以前のブログ「263. 科学技術の進歩と幸せの関係」でもお伝えしましたように、人類が気の遠くなるような時間、弛まずに科学技術の発展に尽力して来たことと、協力し、助け合って生きていくことより、自分の主張、欲望に固執して争うことから抜け出せないこととの対比をどう考えたら良いのでしょうか。
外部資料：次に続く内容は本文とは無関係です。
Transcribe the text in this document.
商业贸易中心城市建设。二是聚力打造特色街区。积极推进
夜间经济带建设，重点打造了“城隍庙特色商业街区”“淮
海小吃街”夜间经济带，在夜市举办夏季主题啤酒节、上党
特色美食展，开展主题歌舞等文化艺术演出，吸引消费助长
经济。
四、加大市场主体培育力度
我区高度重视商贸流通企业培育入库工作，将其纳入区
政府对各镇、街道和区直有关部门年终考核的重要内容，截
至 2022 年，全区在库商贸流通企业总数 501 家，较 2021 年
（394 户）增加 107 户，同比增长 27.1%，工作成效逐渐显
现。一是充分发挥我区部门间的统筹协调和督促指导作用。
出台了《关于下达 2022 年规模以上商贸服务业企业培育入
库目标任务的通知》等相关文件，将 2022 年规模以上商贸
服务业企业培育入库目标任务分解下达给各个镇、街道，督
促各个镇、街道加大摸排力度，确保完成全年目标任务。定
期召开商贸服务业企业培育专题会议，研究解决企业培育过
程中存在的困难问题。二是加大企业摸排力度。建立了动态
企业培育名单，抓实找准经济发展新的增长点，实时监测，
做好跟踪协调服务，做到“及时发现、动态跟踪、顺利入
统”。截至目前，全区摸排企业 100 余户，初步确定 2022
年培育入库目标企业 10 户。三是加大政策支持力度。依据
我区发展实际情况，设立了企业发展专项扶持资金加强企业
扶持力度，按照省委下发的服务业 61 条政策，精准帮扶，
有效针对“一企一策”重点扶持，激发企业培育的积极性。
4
私から考えれば、答えは明らかなのです。科学技術進展に携わる人間は一部の例外を除き人間の生活向上を目的に尽力することに対して、政治家など権力者はどの時代も権力と富を目的に一般民衆を支配するからなのです。本来、人間は完全ではないので、人の上に立つ立場の人間は、その権力の大きさ故、謙虚で、自己を律することが出来るひとでないといけないのですが、歴史的にそのような人がリーダーになることが稀だったからなのです。
理想は、AEタイプの人がリーダーになるべきなんですが。